Quarterly: Full DR simulation

Spin up a fresh VM or VPS. Follow your documented recovery procedure end-to-end. Time it. Fix the documentation where it's wrong (it will be wrong somewhere).

This is the most important thing you can do. Every quarterly test will reveal gaps in your documentation, missing credentials, or steps that no longer work because you changed something and forgot to update the plan.

After every infrastructure change

Added a new service? Changed a backup schedule? Moved to a new domain? Update the recovery kit immediately. The worst time to discover your DR docs are outdated is during an actual disaster.

Monitoring Backup Health

Backups that silently fail are worse than no backups -- they give you false confidence.

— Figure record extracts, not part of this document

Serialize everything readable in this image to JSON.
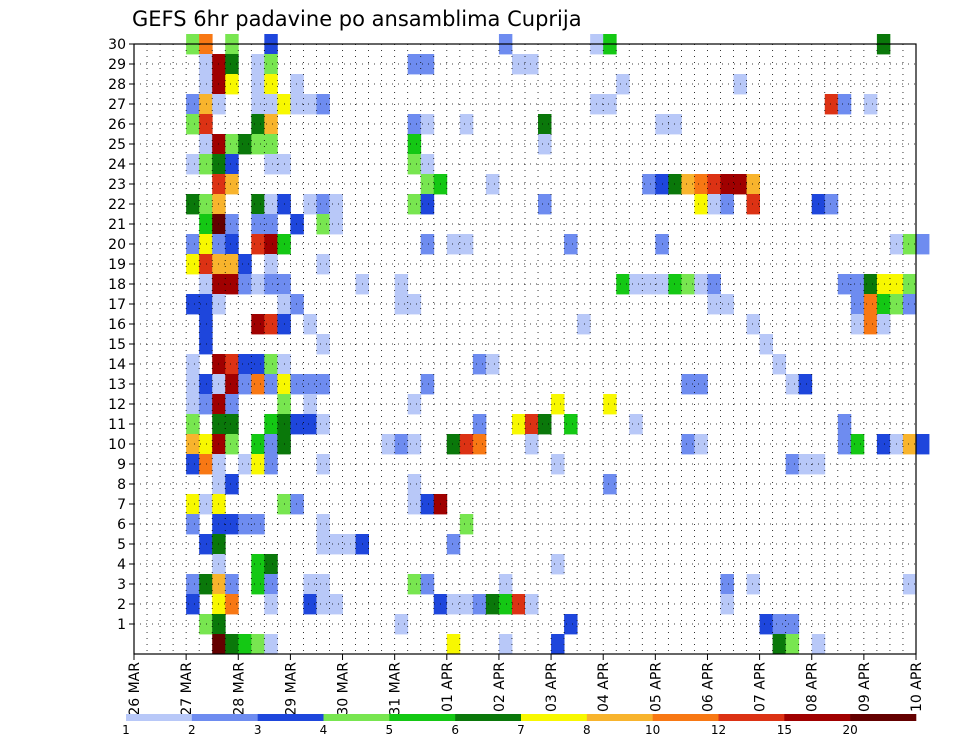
{
  "chart_data": {
    "type": "heatmap",
    "title": "GEFS 6hr padavine po ansamblima Cuprija",
    "xlabel": "",
    "ylabel": "",
    "y_ticks": [
      1,
      2,
      3,
      4,
      5,
      6,
      7,
      8,
      9,
      10,
      11,
      12,
      13,
      14,
      15,
      16,
      17,
      18,
      19,
      20,
      21,
      22,
      23,
      24,
      25,
      26,
      27,
      28,
      29,
      30
    ],
    "x_ticks": [
      "26 MAR",
      "27 MAR",
      "28 MAR",
      "29 MAR",
      "30 MAR",
      "31 MAR",
      "01 APR",
      "02 APR",
      "03 APR",
      "04 APR",
      "05 APR",
      "06 APR",
      "07 APR",
      "08 APR",
      "09 APR",
      "10 APR"
    ],
    "x_range": [
      "26 MAR 00Z",
      "10 APR 00Z"
    ],
    "y_range": [
      0,
      30
    ],
    "time_step_hours": 6,
    "grid": "dotted",
    "legend": {
      "position": "bottom",
      "breaks": [
        "1",
        "2",
        "3",
        "4",
        "5",
        "6",
        "7",
        "8",
        "10",
        "12",
        "15",
        "20"
      ],
      "colors": [
        "#b8c8f8",
        "#6e8cf0",
        "#1e46dc",
        "#78e650",
        "#14c814",
        "#0a780a",
        "#f8f800",
        "#f8b42d",
        "#f87814",
        "#dc3214",
        "#a00000",
        "#640000"
      ]
    },
    "cells": [
      [
        30,
        4,
        4
      ],
      [
        30,
        5,
        9
      ],
      [
        30,
        7,
        4
      ],
      [
        30,
        10,
        3
      ],
      [
        30,
        28,
        2
      ],
      [
        30,
        35,
        1
      ],
      [
        30,
        36,
        5
      ],
      [
        30,
        57,
        6
      ],
      [
        29,
        5,
        1
      ],
      [
        29,
        6,
        11
      ],
      [
        29,
        7,
        6
      ],
      [
        29,
        9,
        1
      ],
      [
        29,
        10,
        4
      ],
      [
        29,
        21,
        2
      ],
      [
        29,
        22,
        2
      ],
      [
        29,
        29,
        1
      ],
      [
        29,
        30,
        1
      ],
      [
        28,
        5,
        1
      ],
      [
        28,
        6,
        11
      ],
      [
        28,
        7,
        7
      ],
      [
        28,
        9,
        1
      ],
      [
        28,
        10,
        7
      ],
      [
        28,
        12,
        1
      ],
      [
        28,
        37,
        1
      ],
      [
        28,
        46,
        1
      ],
      [
        27,
        4,
        2
      ],
      [
        27,
        5,
        8
      ],
      [
        27,
        6,
        1
      ],
      [
        27,
        9,
        1
      ],
      [
        27,
        10,
        1
      ],
      [
        27,
        11,
        7
      ],
      [
        27,
        12,
        1
      ],
      [
        27,
        13,
        1
      ],
      [
        27,
        14,
        2
      ],
      [
        27,
        35,
        1
      ],
      [
        27,
        36,
        1
      ],
      [
        27,
        53,
        10
      ],
      [
        27,
        54,
        2
      ],
      [
        27,
        56,
        1
      ],
      [
        26,
        4,
        4
      ],
      [
        26,
        5,
        10
      ],
      [
        26,
        9,
        6
      ],
      [
        26,
        10,
        8
      ],
      [
        26,
        21,
        2
      ],
      [
        26,
        22,
        1
      ],
      [
        26,
        25,
        1
      ],
      [
        26,
        31,
        6
      ],
      [
        26,
        40,
        1
      ],
      [
        26,
        41,
        1
      ],
      [
        25,
        5,
        1
      ],
      [
        25,
        6,
        11
      ],
      [
        25,
        7,
        4
      ],
      [
        25,
        8,
        6
      ],
      [
        25,
        9,
        4
      ],
      [
        25,
        10,
        4
      ],
      [
        25,
        21,
        5
      ],
      [
        25,
        31,
        1
      ],
      [
        24,
        4,
        1
      ],
      [
        24,
        5,
        4
      ],
      [
        24,
        6,
        6
      ],
      [
        24,
        7,
        3
      ],
      [
        24,
        10,
        1
      ],
      [
        24,
        11,
        1
      ],
      [
        24,
        21,
        4
      ],
      [
        24,
        22,
        1
      ],
      [
        23,
        6,
        10
      ],
      [
        23,
        7,
        8
      ],
      [
        23,
        22,
        4
      ],
      [
        23,
        23,
        5
      ],
      [
        23,
        27,
        1
      ],
      [
        23,
        39,
        2
      ],
      [
        23,
        40,
        3
      ],
      [
        23,
        41,
        6
      ],
      [
        23,
        42,
        8
      ],
      [
        23,
        43,
        9
      ],
      [
        23,
        44,
        10
      ],
      [
        23,
        45,
        11
      ],
      [
        23,
        46,
        11
      ],
      [
        23,
        47,
        8
      ],
      [
        22,
        4,
        6
      ],
      [
        22,
        5,
        4
      ],
      [
        22,
        6,
        8
      ],
      [
        22,
        9,
        6
      ],
      [
        22,
        10,
        1
      ],
      [
        22,
        11,
        3
      ],
      [
        22,
        13,
        1
      ],
      [
        22,
        14,
        2
      ],
      [
        22,
        15,
        1
      ],
      [
        22,
        21,
        4
      ],
      [
        22,
        22,
        3
      ],
      [
        22,
        31,
        2
      ],
      [
        22,
        43,
        7
      ],
      [
        22,
        44,
        1
      ],
      [
        22,
        45,
        2
      ],
      [
        22,
        47,
        10
      ],
      [
        22,
        52,
        3
      ],
      [
        22,
        53,
        2
      ],
      [
        21,
        5,
        5
      ],
      [
        21,
        6,
        12
      ],
      [
        21,
        7,
        2
      ],
      [
        21,
        9,
        2
      ],
      [
        21,
        10,
        2
      ],
      [
        21,
        12,
        3
      ],
      [
        21,
        14,
        4
      ],
      [
        21,
        15,
        1
      ],
      [
        20,
        4,
        2
      ],
      [
        20,
        5,
        7
      ],
      [
        20,
        6,
        2
      ],
      [
        20,
        7,
        3
      ],
      [
        20,
        9,
        10
      ],
      [
        20,
        10,
        11
      ],
      [
        20,
        11,
        5
      ],
      [
        20,
        22,
        2
      ],
      [
        20,
        24,
        1
      ],
      [
        20,
        25,
        1
      ],
      [
        20,
        33,
        2
      ],
      [
        20,
        40,
        2
      ],
      [
        20,
        58,
        1
      ],
      [
        20,
        59,
        4
      ],
      [
        20,
        60,
        2
      ],
      [
        19,
        4,
        7
      ],
      [
        19,
        5,
        10
      ],
      [
        19,
        6,
        8
      ],
      [
        19,
        7,
        8
      ],
      [
        19,
        8,
        3
      ],
      [
        19,
        10,
        1
      ],
      [
        19,
        14,
        1
      ],
      [
        18,
        5,
        1
      ],
      [
        18,
        6,
        11
      ],
      [
        18,
        7,
        11
      ],
      [
        18,
        8,
        2
      ],
      [
        18,
        9,
        1
      ],
      [
        18,
        10,
        2
      ],
      [
        18,
        11,
        2
      ],
      [
        18,
        17,
        1
      ],
      [
        18,
        20,
        1
      ],
      [
        18,
        37,
        5
      ],
      [
        18,
        38,
        1
      ],
      [
        18,
        39,
        1
      ],
      [
        18,
        40,
        1
      ],
      [
        18,
        41,
        5
      ],
      [
        18,
        42,
        4
      ],
      [
        18,
        43,
        1
      ],
      [
        18,
        44,
        2
      ],
      [
        18,
        54,
        2
      ],
      [
        18,
        55,
        2
      ],
      [
        18,
        56,
        6
      ],
      [
        18,
        57,
        7
      ],
      [
        18,
        58,
        7
      ],
      [
        18,
        59,
        4
      ],
      [
        17,
        4,
        3
      ],
      [
        17,
        5,
        3
      ],
      [
        17,
        6,
        1
      ],
      [
        17,
        11,
        1
      ],
      [
        17,
        12,
        2
      ],
      [
        17,
        20,
        1
      ],
      [
        17,
        21,
        1
      ],
      [
        17,
        44,
        1
      ],
      [
        17,
        45,
        1
      ],
      [
        17,
        55,
        2
      ],
      [
        17,
        56,
        9
      ],
      [
        17,
        57,
        5
      ],
      [
        17,
        58,
        4
      ],
      [
        17,
        59,
        2
      ],
      [
        16,
        5,
        3
      ],
      [
        16,
        9,
        11
      ],
      [
        16,
        10,
        10
      ],
      [
        16,
        11,
        3
      ],
      [
        16,
        13,
        1
      ],
      [
        16,
        34,
        1
      ],
      [
        16,
        47,
        1
      ],
      [
        16,
        55,
        1
      ],
      [
        16,
        56,
        9
      ],
      [
        16,
        57,
        1
      ],
      [
        15,
        5,
        3
      ],
      [
        15,
        14,
        1
      ],
      [
        15,
        48,
        1
      ],
      [
        14,
        4,
        1
      ],
      [
        14,
        6,
        11
      ],
      [
        14,
        7,
        10
      ],
      [
        14,
        8,
        3
      ],
      [
        14,
        9,
        3
      ],
      [
        14,
        10,
        4
      ],
      [
        14,
        11,
        1
      ],
      [
        14,
        26,
        2
      ],
      [
        14,
        27,
        1
      ],
      [
        14,
        49,
        1
      ],
      [
        13,
        4,
        1
      ],
      [
        13,
        5,
        3
      ],
      [
        13,
        6,
        1
      ],
      [
        13,
        7,
        11
      ],
      [
        13,
        8,
        2
      ],
      [
        13,
        9,
        9
      ],
      [
        13,
        10,
        2
      ],
      [
        13,
        11,
        7
      ],
      [
        13,
        12,
        2
      ],
      [
        13,
        13,
        2
      ],
      [
        13,
        14,
        2
      ],
      [
        13,
        22,
        2
      ],
      [
        13,
        42,
        2
      ],
      [
        13,
        43,
        2
      ],
      [
        13,
        50,
        1
      ],
      [
        13,
        51,
        3
      ],
      [
        12,
        4,
        1
      ],
      [
        12,
        5,
        2
      ],
      [
        12,
        6,
        11
      ],
      [
        12,
        7,
        2
      ],
      [
        12,
        11,
        4
      ],
      [
        12,
        13,
        1
      ],
      [
        12,
        21,
        1
      ],
      [
        12,
        32,
        7
      ],
      [
        12,
        36,
        7
      ],
      [
        11,
        4,
        4
      ],
      [
        11,
        6,
        6
      ],
      [
        11,
        7,
        6
      ],
      [
        11,
        10,
        5
      ],
      [
        11,
        11,
        6
      ],
      [
        11,
        12,
        3
      ],
      [
        11,
        13,
        3
      ],
      [
        11,
        14,
        1
      ],
      [
        11,
        26,
        2
      ],
      [
        11,
        29,
        7
      ],
      [
        11,
        30,
        10
      ],
      [
        11,
        31,
        6
      ],
      [
        11,
        33,
        5
      ],
      [
        11,
        38,
        1
      ],
      [
        11,
        54,
        2
      ],
      [
        10,
        4,
        8
      ],
      [
        10,
        5,
        7
      ],
      [
        10,
        6,
        11
      ],
      [
        10,
        7,
        4
      ],
      [
        10,
        9,
        5
      ],
      [
        10,
        10,
        2
      ],
      [
        10,
        11,
        6
      ],
      [
        10,
        19,
        1
      ],
      [
        10,
        20,
        2
      ],
      [
        10,
        21,
        1
      ],
      [
        10,
        24,
        6
      ],
      [
        10,
        25,
        10
      ],
      [
        10,
        26,
        9
      ],
      [
        10,
        30,
        1
      ],
      [
        10,
        42,
        2
      ],
      [
        10,
        43,
        1
      ],
      [
        10,
        54,
        2
      ],
      [
        10,
        55,
        5
      ],
      [
        10,
        57,
        3
      ],
      [
        10,
        58,
        1
      ],
      [
        10,
        59,
        8
      ],
      [
        10,
        60,
        3
      ],
      [
        9,
        4,
        3
      ],
      [
        9,
        5,
        9
      ],
      [
        9,
        6,
        1
      ],
      [
        9,
        8,
        1
      ],
      [
        9,
        9,
        7
      ],
      [
        9,
        10,
        2
      ],
      [
        9,
        14,
        1
      ],
      [
        9,
        32,
        1
      ],
      [
        9,
        50,
        2
      ],
      [
        9,
        51,
        1
      ],
      [
        9,
        52,
        1
      ],
      [
        8,
        6,
        1
      ],
      [
        8,
        7,
        3
      ],
      [
        8,
        21,
        1
      ],
      [
        8,
        36,
        2
      ],
      [
        7,
        4,
        7
      ],
      [
        7,
        5,
        1
      ],
      [
        7,
        6,
        7
      ],
      [
        7,
        11,
        4
      ],
      [
        7,
        12,
        2
      ],
      [
        7,
        21,
        1
      ],
      [
        7,
        22,
        3
      ],
      [
        7,
        23,
        11
      ],
      [
        6,
        4,
        2
      ],
      [
        6,
        6,
        3
      ],
      [
        6,
        7,
        3
      ],
      [
        6,
        8,
        2
      ],
      [
        6,
        9,
        2
      ],
      [
        6,
        14,
        1
      ],
      [
        6,
        25,
        4
      ],
      [
        5,
        5,
        3
      ],
      [
        5,
        6,
        6
      ],
      [
        5,
        14,
        1
      ],
      [
        5,
        15,
        1
      ],
      [
        5,
        16,
        1
      ],
      [
        5,
        17,
        3
      ],
      [
        5,
        24,
        2
      ],
      [
        4,
        6,
        1
      ],
      [
        4,
        9,
        5
      ],
      [
        4,
        10,
        6
      ],
      [
        4,
        32,
        1
      ],
      [
        3,
        4,
        2
      ],
      [
        3,
        5,
        6
      ],
      [
        3,
        6,
        8
      ],
      [
        3,
        7,
        2
      ],
      [
        3,
        9,
        5
      ],
      [
        3,
        10,
        2
      ],
      [
        3,
        13,
        1
      ],
      [
        3,
        14,
        1
      ],
      [
        3,
        21,
        4
      ],
      [
        3,
        22,
        2
      ],
      [
        3,
        28,
        1
      ],
      [
        3,
        45,
        2
      ],
      [
        3,
        47,
        1
      ],
      [
        3,
        59,
        1
      ],
      [
        2,
        4,
        3
      ],
      [
        2,
        6,
        7
      ],
      [
        2,
        7,
        9
      ],
      [
        2,
        10,
        1
      ],
      [
        2,
        13,
        3
      ],
      [
        2,
        14,
        1
      ],
      [
        2,
        15,
        1
      ],
      [
        2,
        23,
        3
      ],
      [
        2,
        24,
        1
      ],
      [
        2,
        25,
        1
      ],
      [
        2,
        26,
        2
      ],
      [
        2,
        27,
        6
      ],
      [
        2,
        28,
        5
      ],
      [
        2,
        29,
        10
      ],
      [
        2,
        30,
        1
      ],
      [
        2,
        45,
        1
      ],
      [
        1,
        5,
        4
      ],
      [
        1,
        6,
        6
      ],
      [
        1,
        20,
        1
      ],
      [
        1,
        33,
        3
      ],
      [
        1,
        48,
        3
      ],
      [
        1,
        49,
        2
      ],
      [
        1,
        50,
        2
      ],
      [
        0,
        6,
        12
      ],
      [
        0,
        7,
        6
      ],
      [
        0,
        8,
        5
      ],
      [
        0,
        9,
        4
      ],
      [
        0,
        10,
        1
      ],
      [
        0,
        24,
        7
      ],
      [
        0,
        28,
        1
      ],
      [
        0,
        32,
        3
      ],
      [
        0,
        49,
        6
      ],
      [
        0,
        50,
        4
      ],
      [
        0,
        52,
        1
      ]
    ]
  }
}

Healthchecks.io (free tier)

Create a check for each backup job. Ping the URL at the end of each successful backup. If the ping doesn't arrive on schedule, you get an email alert.

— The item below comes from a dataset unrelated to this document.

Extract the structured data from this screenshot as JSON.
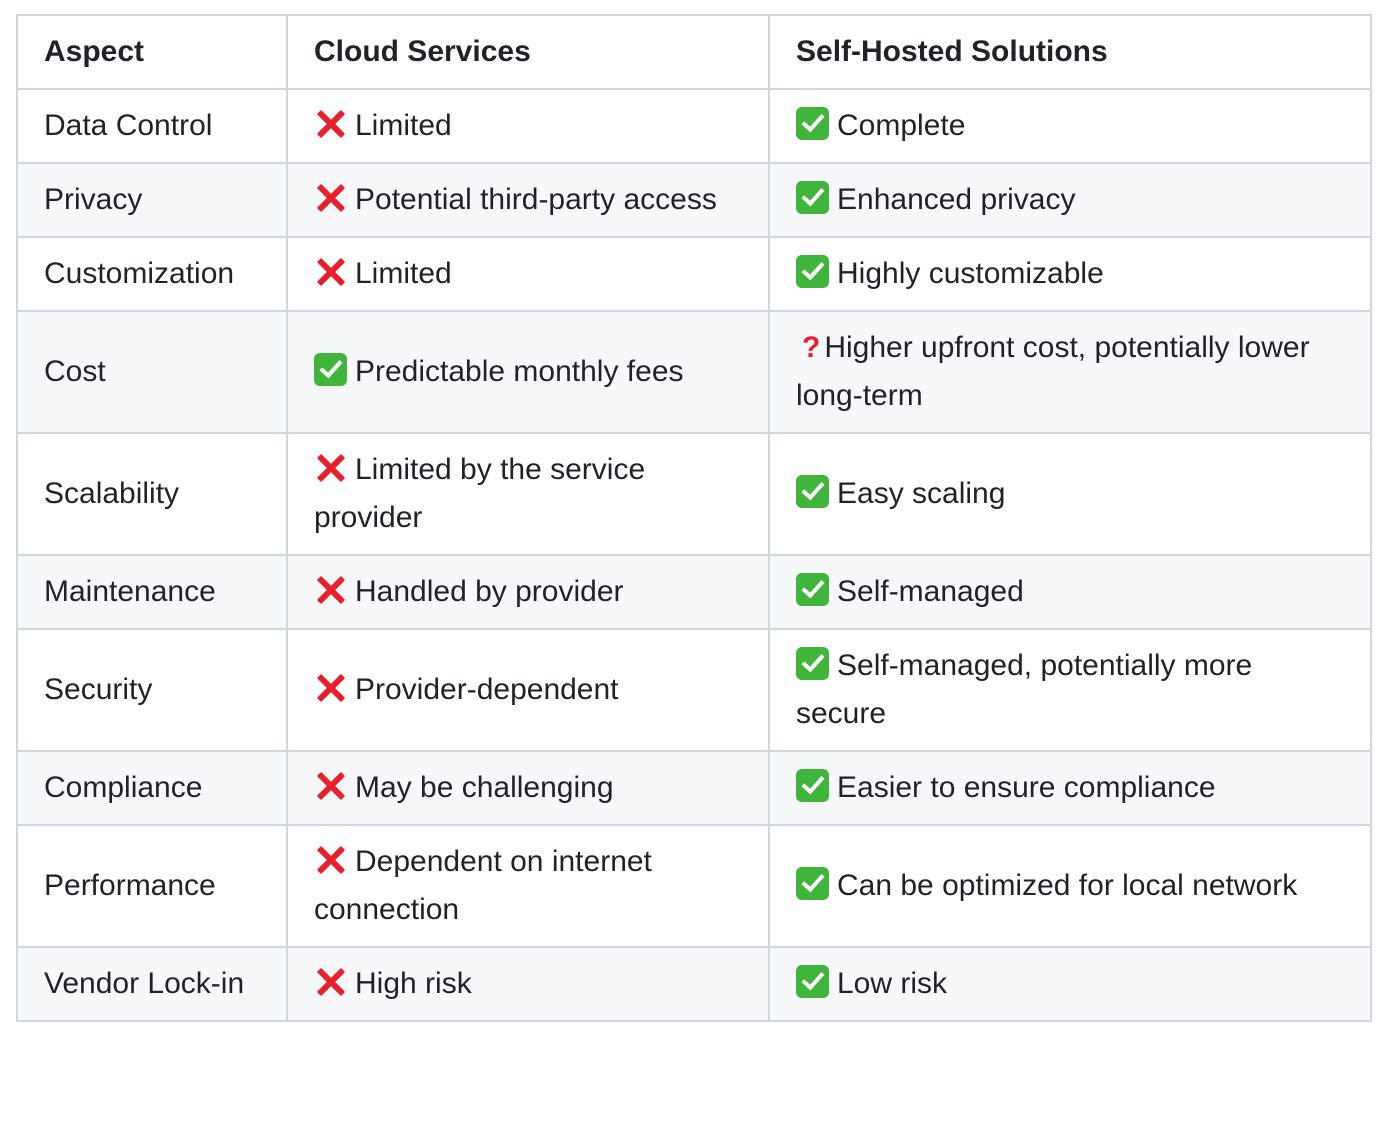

# Add to the end of your backup script
curl -fsS -m 10 --retry 5 https://hc-ping.com/your-uuid-here

Check backup freshness

Add a script that verifies your most recent backup is recent enough:

#!/bin/bash
set -euo pipefail

MAX_AGE_HOURS=26  # Alert if backup is older than 26 hours

LATEST=$(restic snapshots --latest 1 --json --repo /mnt/nas/restic-repo | \
  jq -r '.[0].time')
LATEST_EPOCH=$(date -d "$LATEST" +%s)
NOW_EPOCH=$(date +%s)
AGE_HOURS=$(( (NOW_EPOCH - LATEST_EPOCH) / 3600 ))

if [ "$AGE_HOURS" -gt "$MAX_AGE_HOURS" ]; then
  echo "CRITICAL: Latest backup is ${AGE_HOURS} hours old!"
  # Send notification via ntfy, email, or webhook
  curl -d "Backup is ${AGE_HOURS}h old (max: ${MAX_AGE_HOURS}h)" ntfy.sh/your-topic
  exit 1
fi

echo "OK: Latest backup is ${AGE_HOURS} hours old"

Monitor backup size

Sudden changes in backup size usually indicate a problem -- either data was deleted unexpectedly, or a new large dataset isn't being captured:

# Log backup sizes over time
restic stats latest --json --repo /mnt/nas/restic-repo | \
  jq '{date: now | todate, size_gb: (.total_size / 1073741824 * 100 | round / 100)}'

Common Disaster Recovery Mistakes

Storing the recovery kit on the server it protects -- If the server dies, your recovery docs die with it. Keep the kit in a git repo, a cloud storage bucket, or both.
Backing up volumes but not configurations -- Your Docker Compose files, environment variables, and system configurations are just as critical as your data. A database dump without the application configuration to use it is half a recovery.
Not encrypting off-site backups -- Both Borg and Restic encrypt by default. But if you're using rsync to a remote server, that data is plaintext. Always encrypt before sending data off-site.
Relying on RAID as a backup -- RAID protects against drive failure. It does not protect against accidental deletion, ransomware, fire, or filesystem corruption. RAID is uptime insurance. Backups are data insurance. You need both.
Never testing the recovery -- This is the single most common and most dangerous mistake. Test quarterly. No exceptions.

The Bottom Line

Disaster recovery planning is unglamorous work. Nobody posts their DR runbooks on Reddit for karma. But the self-hosters who weather hardware failures, ransomware incidents, and accidental rm -rf disasters without losing data are the ones who did this work ahead of time.

Spend an afternoon building your recovery kit, writing your restore procedure, and testing it once. Then schedule quarterly tests. When the inevitable hardware failure happens, you'll be annoyed for an afternoon instead of devastated for months.